Mattson’s research suggests that fasting every other day (restricting your meal on fasting days to about 600 calories), tends to boost production of a protein called brain-derived neurotrophic factor (BDNF) by anywhere from 50 to 400 percent, depending on the brain region. BDNF activates brain stem cells to convert into new neurons, and triggers numerous other chemicals that promote neural health. This protein also protects your brain cells from changes associated with Alzheimer’s and Parkinson’s disease.
“In mice engineered to develop Alzheimer’s-like symptoms, alternate-day fasting begun in middle age delayed the onset of memory problems by about six months,” the Washington Post reveals11. “'This is a large effect,' Mattson says, perhaps equivalent to 20 years in humans.”
Growing evidence indicates that both fasting and exercise trigger genes and growth factors that recycle and rejuvenate your brain and muscle tissues. These growth factors include BDNF, as just mentioned, and muscle regulatory factors, or MRFs. These growth factors signal brain stem cells and muscle satellite cells to convert into new neurons and new muscle cells respectively.
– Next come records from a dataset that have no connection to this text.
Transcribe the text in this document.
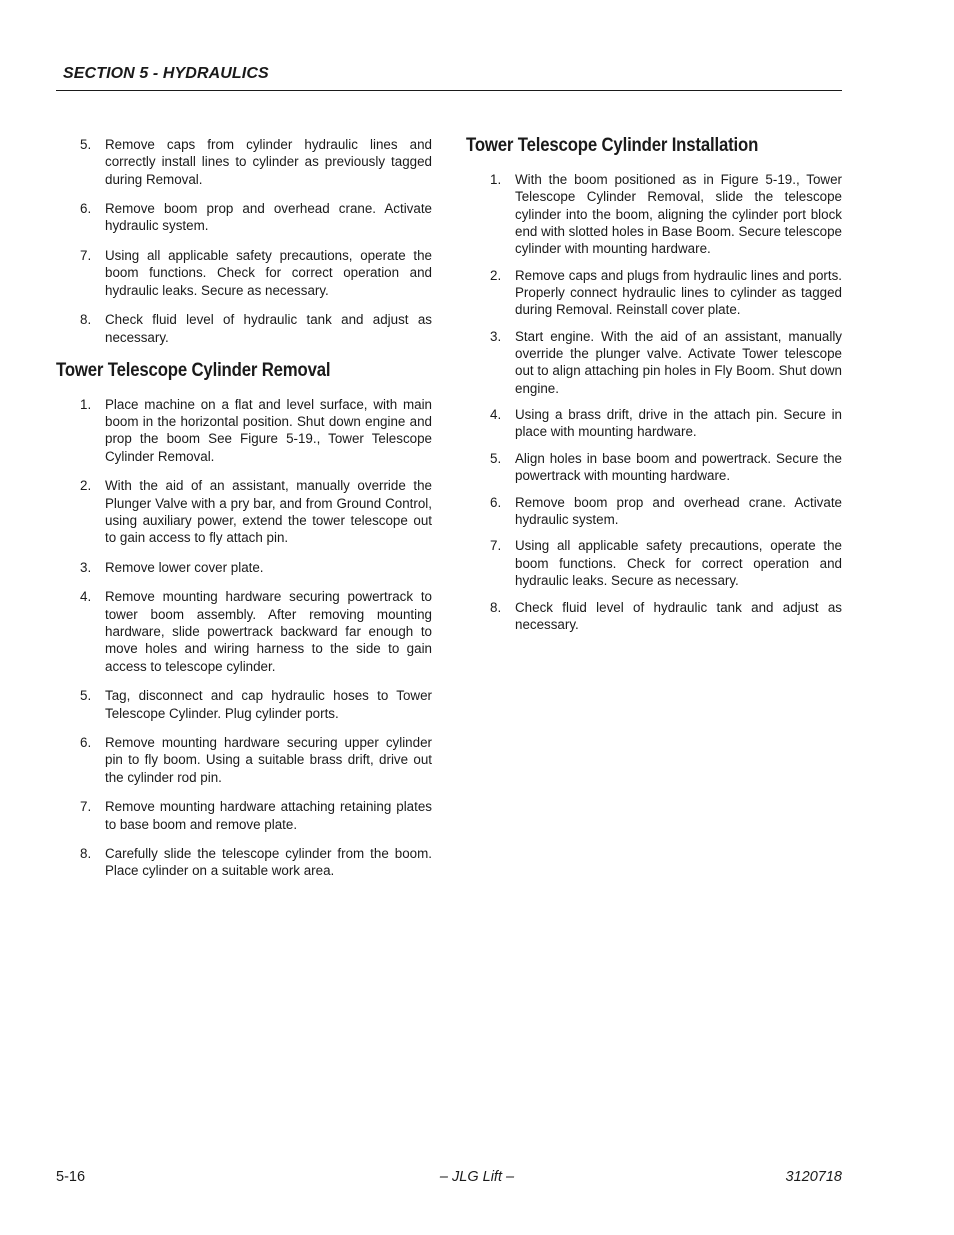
SECTION 5 - HYDRAULICS
5. Remove caps from cylinder hydraulic lines and correctly install lines to cylinder as previously tagged during Removal.
6. Remove boom prop and overhead crane. Activate hydraulic system.
7. Using all applicable safety precautions, operate the boom functions. Check for correct operation and hydraulic leaks. Secure as necessary.
8. Check fluid level of hydraulic tank and adjust as necessary.
Tower Telescope Cylinder Removal
1. Place machine on a flat and level surface, with main boom in the horizontal position. Shut down engine and prop the boom See Figure 5-19., Tower Telescope Cylinder Removal.
2. With the aid of an assistant, manually override the Plunger Valve with a pry bar, and from Ground Control, using auxiliary power, extend the tower telescope out to gain access to fly attach pin.
3. Remove lower cover plate.
4. Remove mounting hardware securing powertrack to tower boom assembly. After removing mounting hardware, slide powertrack backward far enough to move holes and wiring harness to the side to gain access to telescope cylinder.
5. Tag, disconnect and cap hydraulic hoses to Tower Telescope Cylinder. Plug cylinder ports.
6. Remove mounting hardware securing upper cylinder pin to fly boom. Using a suitable brass drift, drive out the cylinder rod pin.
7. Remove mounting hardware attaching retaining plates to base boom and remove plate.
8. Carefully slide the telescope cylinder from the boom. Place cylinder on a suitable work area.
Tower Telescope Cylinder Installation
1. With the boom positioned as in Figure 5-19., Tower Telescope Cylinder Removal, slide the telescope cylinder into the boom, aligning the cylinder port block end with slotted holes in Base Boom. Secure telescope cylinder with mounting hardware.
2. Remove caps and plugs from hydraulic lines and ports. Properly connect hydraulic lines to cylinder as tagged during Removal. Reinstall cover plate.
3. Start engine. With the aid of an assistant, manually override the plunger valve. Activate Tower telescope out to align attaching pin holes in Fly Boom. Shut down engine.
4. Using a brass drift, drive in the attach pin. Secure in place with mounting hardware.
5. Align holes in base boom and powertrack. Secure the powertrack with mounting hardware.
6. Remove boom prop and overhead crane. Activate hydraulic system.
7. Using all applicable safety precautions, operate the boom functions. Check for correct operation and hydraulic leaks. Secure as necessary.
8. Check fluid level of hydraulic tank and adjust as necessary.
– JLG Lift –
5-16	3120718
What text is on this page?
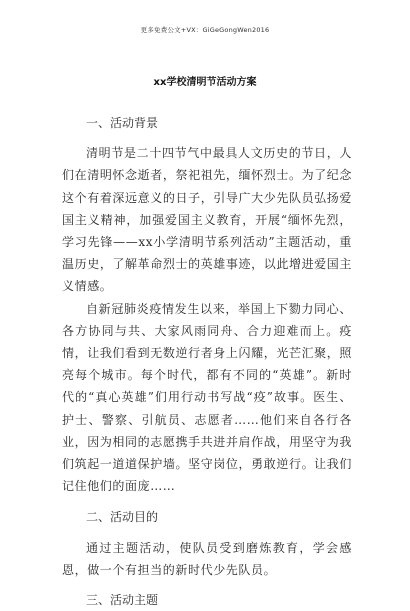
更多免费公文+VX：GiGeGongWen2016
xx学校清明节活动方案
一、活动背景

清明节是二十四节气中最具人文历史的节日，人们在清明怀念逝者，祭祀祖先，缅怀烈士。为了纪念这个有着深远意义的日子，引导广大少先队员弘扬爱国主义精神，加强爱国主义教育，开展“缅怀先烈，学习先锋——xx小学清明节系列活动”主题活动，重温历史，了解革命烈士的英雄事迹，以此增进爱国主义情感。

自新冠肺炎疫情发生以来，举国上下勠力同心、各方协同与共、大家风雨同舟、合力迎难而上。疫情，让我们看到无数逆行者身上闪耀，光芒汇聚，照亮每个城市。每个时代，都有不同的“英雄”。新时代的“真心英雄”们用行动书写战“疫”故事。医生、护士、警察、引航员、志愿者……他们来自各行各业，因为相同的志愿携手共进并肩作战，用坚守为我们筑起一道道保护墙。坚守岗位，勇敢逆行。让我们记住他们的面庞……

二、活动目的

通过主题活动，使队员受到磨炼教育，学会感恩，做一个有担当的新时代少先队员。

三、活动主题
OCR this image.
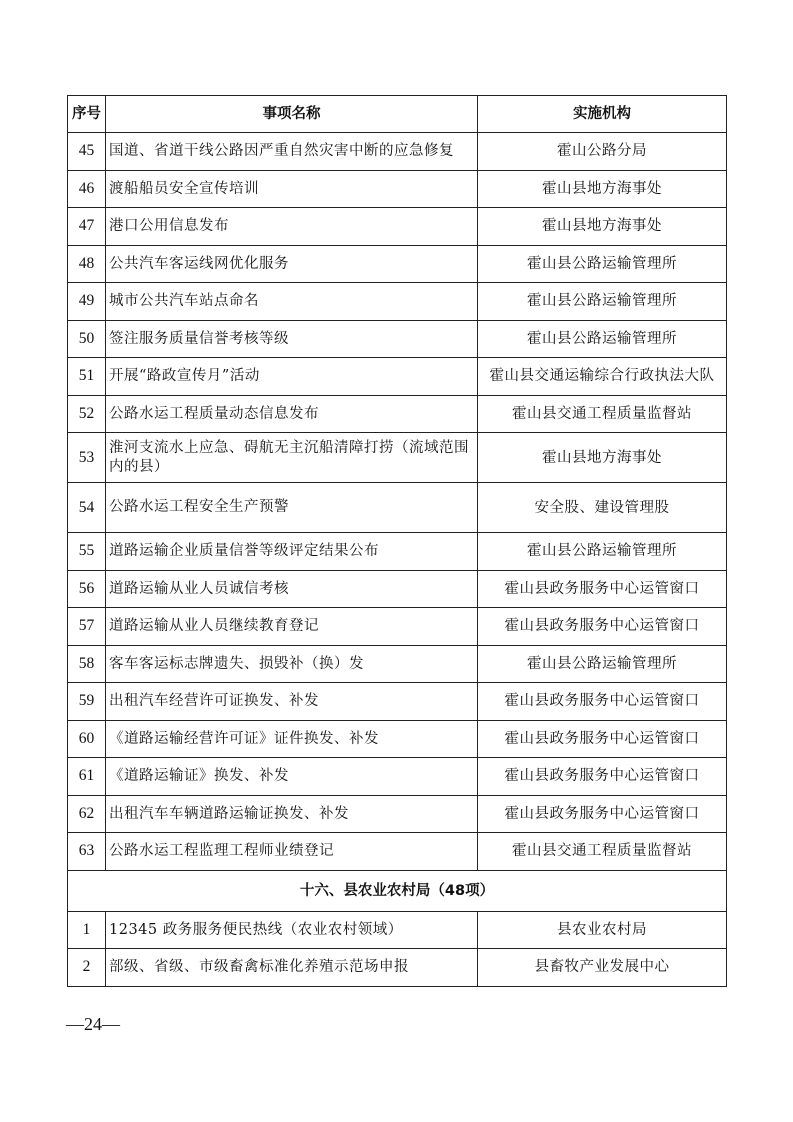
序号	事项名称	实施机构
45	国道、省道干线公路因严重自然灾害中断的应急修复	霍山公路分局
46	渡船船员安全宣传培训	霍山县地方海事处
47	港口公用信息发布	霍山县地方海事处
48	公共汽车客运线网优化服务	霍山县公路运输管理所
49	城市公共汽车站点命名	霍山县公路运输管理所
50	签注服务质量信誉考核等级	霍山县公路运输管理所
51	开展“路政宣传月”活动	霍山县交通运输综合行政执法大队
52	公路水运工程质量动态信息发布	霍山县交通工程质量监督站
53	淮河支流水上应急、碍航无主沉船清障打捞（流域范围内的县）	霍山县地方海事处
54	公路水运工程安全生产预警	安全股、建设管理股
55	道路运输企业质量信誉等级评定结果公布	霍山县公路运输管理所
56	道路运输从业人员诚信考核	霍山县政务服务中心运管窗口
57	道路运输从业人员继续教育登记	霍山县政务服务中心运管窗口
58	客车客运标志牌遗失、损毁补（换）发	霍山县公路运输管理所
59	出租汽车经营许可证换发、补发	霍山县政务服务中心运管窗口
60	《道路运输经营许可证》证件换发、补发	霍山县政务服务中心运管窗口
61	《道路运输证》换发、补发	霍山县政务服务中心运管窗口
62	出租汽车车辆道路运输证换发、补发	霍山县政务服务中心运管窗口
63	公路水运工程监理工程师业绩登记	霍山县交通工程质量监督站
十六、县农业农村局（48项）		
1	12345 政务服务便民热线（农业农村领域）	县农业农村局
2	部级、省级、市级畜禽标准化养殖示范场申报	县畜牧产业发展中心
—24—
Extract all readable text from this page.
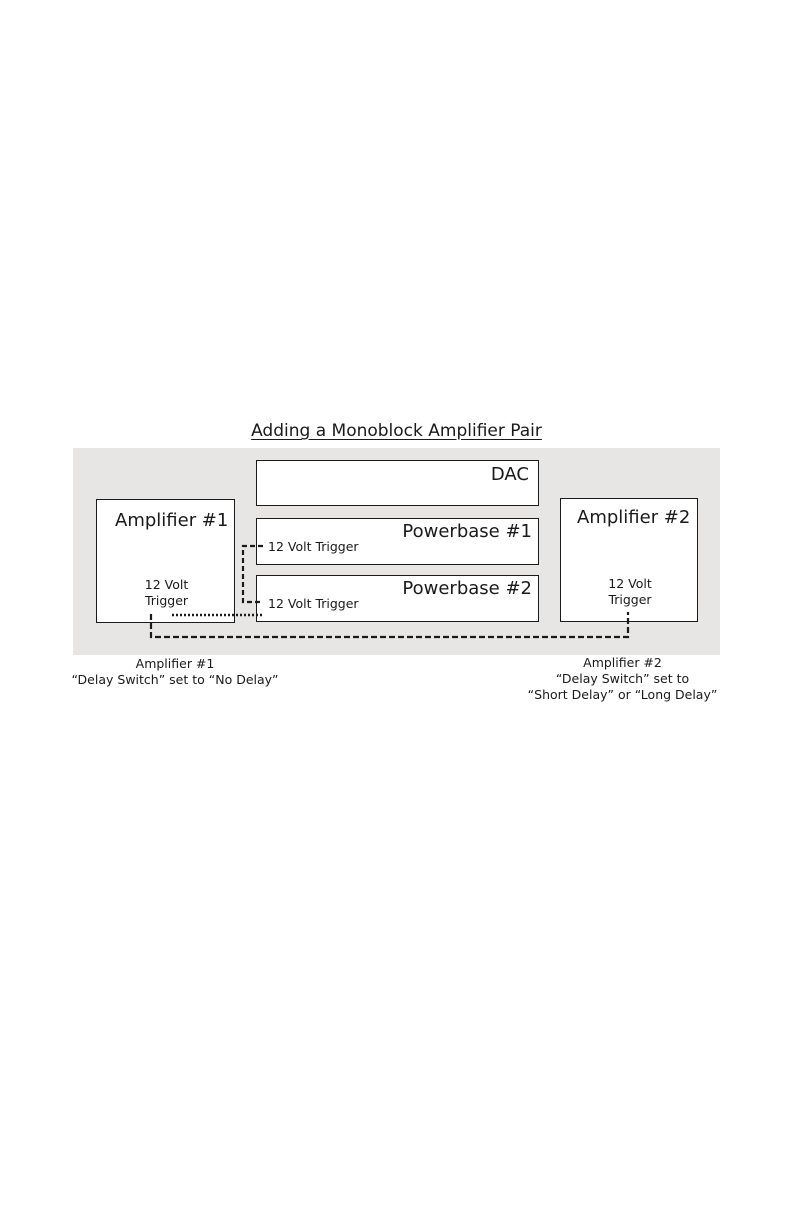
Adding a Monoblock Amplifier Pair
DAC
Powerbase #1
12 Volt Trigger
Powerbase #2
12 Volt Trigger
Amplifier #1
12 Volt
Trigger
Amplifier #2
12 Volt
Trigger
Amplifier #1
“Delay Switch” set to “No Delay”
Amplifier #2
“Delay Switch” set to
“Short Delay” or “Long Delay”
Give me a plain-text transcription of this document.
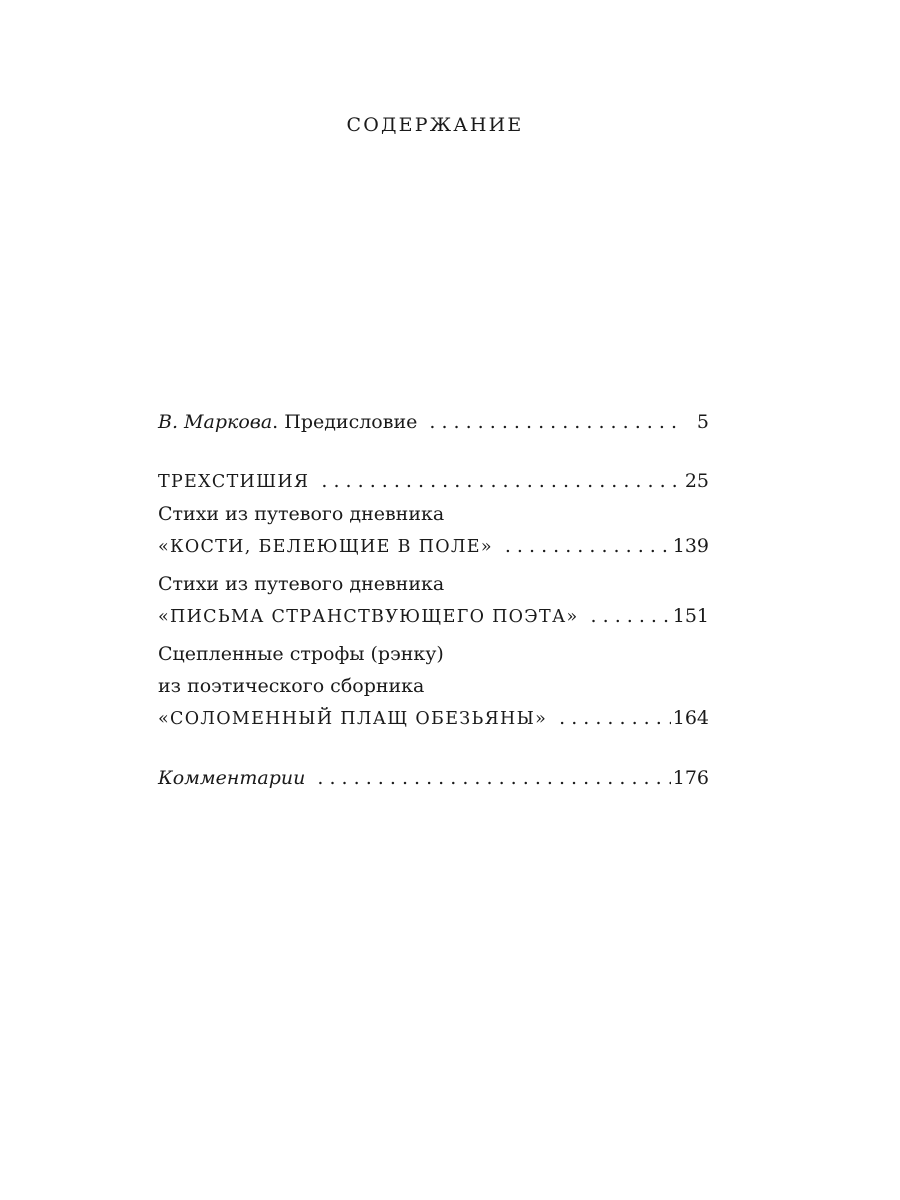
СОДЕРЖАНИЕ
В. Маркова. Предисловие . . .	5
ТРЕХСТИШИЯ . . .	25
Стихи из путевого дневника
«КОСТИ, БЕЛЕЮЩИЕ В ПОЛЕ» . . .	139
Стихи из путевого дневника
«ПИСЬМА СТРАНСТВУЮЩЕГО ПОЭТА» . . .	151
Сцепленные строфы (рэнку)
из поэтического сборника
«СОЛОМЕННЫЙ ПЛАЩ ОБЕЗЬЯНЫ» . . .	164
Комментарии . . .	176
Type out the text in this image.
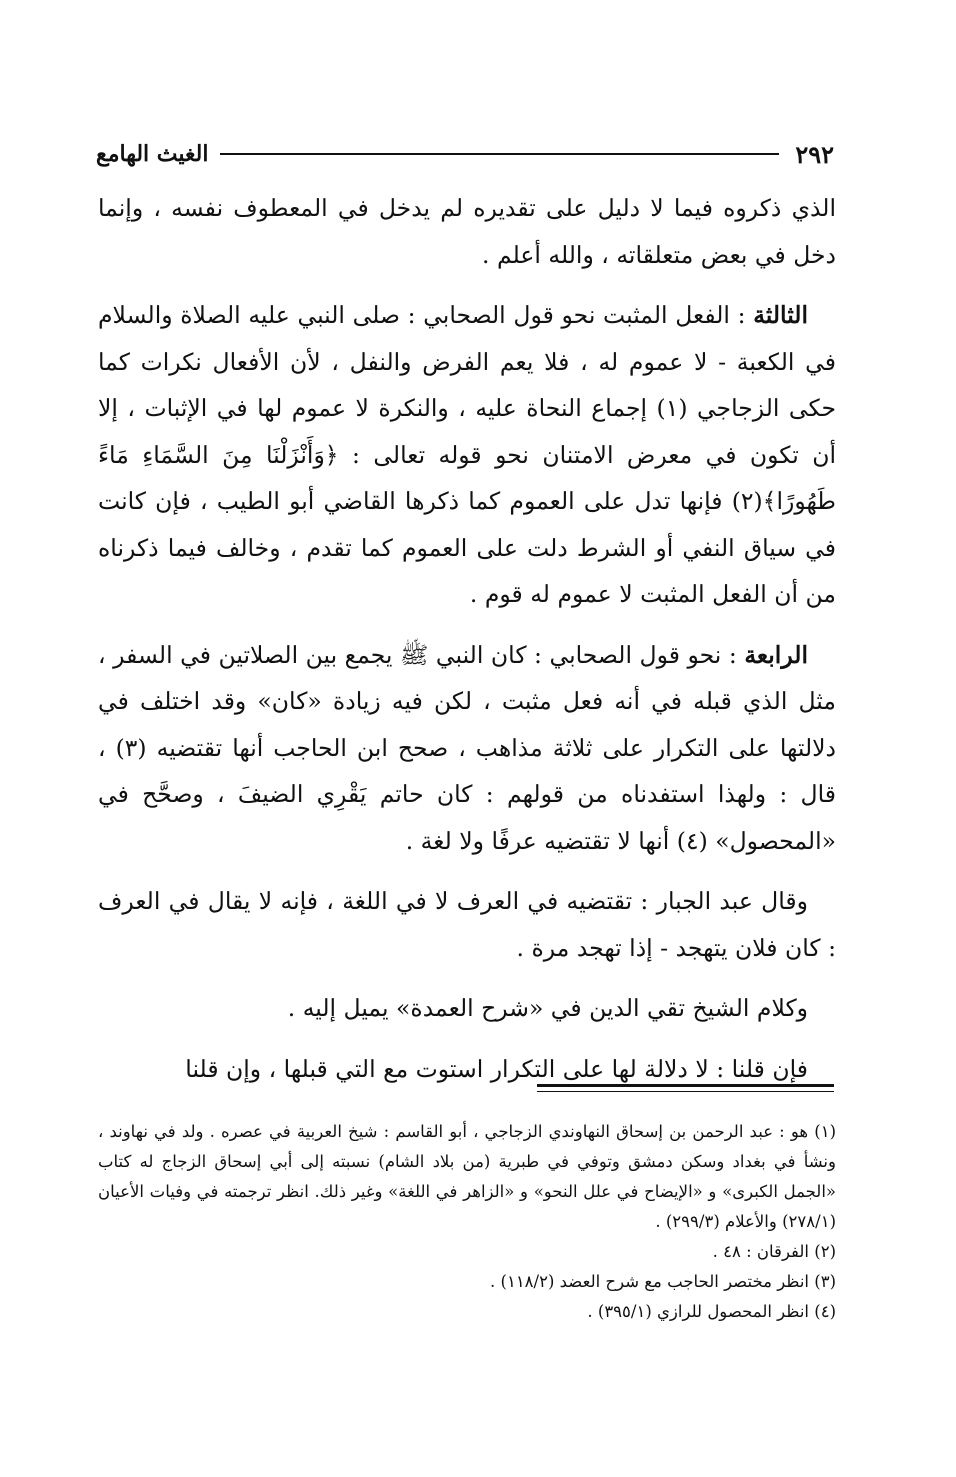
٢٩٢
الغيث الهامع

الذي ذكروه فيما لا دليل على تقديره لم يدخل في المعطوف نفسه ، وإنما دخل في بعض متعلقاته ، والله أعلم .

الثالثة : الفعل المثبت نحو قول الصحابي : صلى النبي عليه الصلاة والسلام في الكعبة - لا عموم له ، فلا يعم الفرض والنفل ، لأن الأفعال نكرات كما حكى الزجاجي (١) إجماع النحاة عليه ، والنكرة لا عموم لها في الإثبات ، إلا أن تكون في معرض الامتنان نحو قوله تعالى : ﴿وَأَنْزَلْنَا مِنَ السَّمَاءِ مَاءً طَهُورًا﴾(٢) فإنها تدل على العموم كما ذكرها القاضي أبو الطيب ، فإن كانت في سياق النفي أو الشرط دلت على العموم كما تقدم ، وخالف فيما ذكرناه من أن الفعل المثبت لا عموم له قوم .

الرابعة : نحو قول الصحابي : كان النبي ﷺ يجمع بين الصلاتين في السفر ، مثل الذي قبله في أنه فعل مثبت ، لكن فيه زيادة «كان» وقد اختلف في دلالتها على التكرار على ثلاثة مذاهب ، صحح ابن الحاجب أنها تقتضيه (٣) ، قال : ولهذا استفدناه من قولهم : كان حاتم يَقْرِي الضيفَ ، وصحَّح في «المحصول» (٤) أنها لا تقتضيه عرفًا ولا لغة .

وقال عبد الجبار : تقتضيه في العرف لا في اللغة ، فإنه لا يقال في العرف : كان فلان يتهجد - إذا تهجد مرة .

وكلام الشيخ تقي الدين في «شرح العمدة» يميل إليه .

فإن قلنا : لا دلالة لها على التكرار استوت مع التي قبلها ، وإن قلنا

(١) هو : عبد الرحمن بن إسحاق النهاوندي الزجاجي ، أبو القاسم : شيخ العربية في عصره . ولد في نهاوند ، ونشأ في بغداد وسكن دمشق وتوفي في طبرية (من بلاد الشام) نسبته إلى أبي إسحاق الزجاج له كتاب «الجمل الكبرى» و «الإيضاح في علل النحو» و «الزاهر في اللغة» وغير ذلك. انظر ترجمته في وفيات الأعيان (٢٧٨/١) والأعلام (٢٩٩/٣) .
(٢) الفرقان : ٤٨ .
(٣) انظر مختصر الحاجب مع شرح العضد (١١٨/٢) .
(٤) انظر المحصول للرازي (٣٩٥/١) .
Interestingly enough, BDNF also expresses itself in the neuro-muscular system where it protects neuro-motors from degradation. (The neuromotor is the most critical element in your muscle. Without the neuromotor, your muscle is like an engine without ignition. Neuro-motor degradation is part of the process that explains age-related muscle atrophy.) So BDNF is actively involved in both your muscles and your brain, and this cross-connection, if you will, appears to be a major part of the explanation for why a physical workout can have such a beneficial impact on your brain tissue—and why the combination of intermittent fasting with high intensity exercise appears to be a particularly potent combination.
Give Intermittent Fasting a Try
Consider skipping breakfast eat lunch and dinner and make sure you stop eating three hours before you go to sleep, so you’re eating within an 8-hour time frame every day. In the 6-8 hours that you do eat, you want to have healthy protein, minimize your carbs like pasta and bread and potatoes and exchange them for HEALTHY fats like butter, eggs, avocado, coconut oil, olive oil and nuts. The type of fats the media and “experts" tell you to avoid.
This will help shift you to fat burning mode from carb burning mode. Remember it takes a few weeks, and you have to do it gradually, but once you succeed to switch to fat burning mode, you will be easily able to fast for 18 hours and not feel hungry. Your cravings for sugar will magically disappear and it will be much easier to achieve your ideal weight.
The other “magical” benefit that occurs is that you will radically improve the beneficial bacteria in your gut. Why is this a good thing? Because supporting healthy gut bacteria, which actually outnumber your cells 10 to one—is one of the most important things you can do to improve your immune system so you won’t get sick, or get coughs, colds and flus. You will sleep better, have more energy, have increased mental clarity and concentrate better. Essentially every aspect of your health will improve.
Hopefully these new books and studies, along with my own pleasant experience and positive results with intermittent fasting will encourage you to give it a try. It’s another powerful tool to help you and your family take control of your health.